# What a life saver!!!!!



## Proud Plumber (Sep 15, 2008)

I was in a jam on a forth floor condo last week. I was moving a trap out from under a tub to the middle for a shower conversion. The concrete floor was about 12" thick and I had to reach down through an 8" hole the builder made me. I couldn't get a decent grip on anything to cut it. A regular sawzall would have resulted in another trip to the stupidist thing I have done thread. I ran around the corner to home depot and bought it. It has become my side kick. It is nice because it is small and it is held in a position that is much easier to control it in tight areas. A knuckle saver if you will.


----------



## ILPlumber (Jun 17, 2008)

Looks handy. I'm sure it has it's place.


----------



## muck (Oct 10, 2008)

can you cut your easter ham with it?


----------



## Proud Plumber (Sep 15, 2008)

muck said:


> can you cut your easter ham with it?


This thing is like a modern day hand held _bassamatic _for those who remember original slicer and dicer.


----------



## super plumber (Oct 19, 2008)

i bought 1 in november used it 5 times (hard use) and burnt up motor. i returned it to HD and got a new one. i will save it for light duty and hard to reach areas.


----------



## TDB (Jun 25, 2008)

I bought the new milwaukee 12v small sawzall a couple weeks ago. There has been 3 or 4 times now where it saved me a lot of time and hassle. I also have the reciprocating saw attachment for a dremmel tool. Its even smaller and at times, its the only way to cut out some pipe...


I wish I would have seen the one you posted.

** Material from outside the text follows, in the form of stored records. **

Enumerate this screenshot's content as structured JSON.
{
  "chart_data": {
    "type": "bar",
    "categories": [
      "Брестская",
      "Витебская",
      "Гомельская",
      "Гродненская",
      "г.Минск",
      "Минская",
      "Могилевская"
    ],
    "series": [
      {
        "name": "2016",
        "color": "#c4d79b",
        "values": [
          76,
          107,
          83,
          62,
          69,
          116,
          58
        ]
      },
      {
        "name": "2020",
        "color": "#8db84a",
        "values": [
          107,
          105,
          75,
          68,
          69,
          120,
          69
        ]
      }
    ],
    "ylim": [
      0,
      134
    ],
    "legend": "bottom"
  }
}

It looks a little better suited for my purposes. maybe I'll locate one and see if it is worth adding to the arsenal.


----------



## WestCoastPlumber (Jun 17, 2008)

That looks pretty good, they have an even smaller one, milwakee min sawzall, tell you what, I needed it the other day to cut off a couple widespreads.

Although lithium ion batts, I wish it was a plug in. Looks like the ridgid is a plug in, how long is the actual tool??


----------



## drippy (Jan 21, 2009)

How about a cordless dewalt.u can get them cheep now,


----------



## Marlin (Aug 14, 2008)

The nice thing about these is that they fit into tight spaces.


----------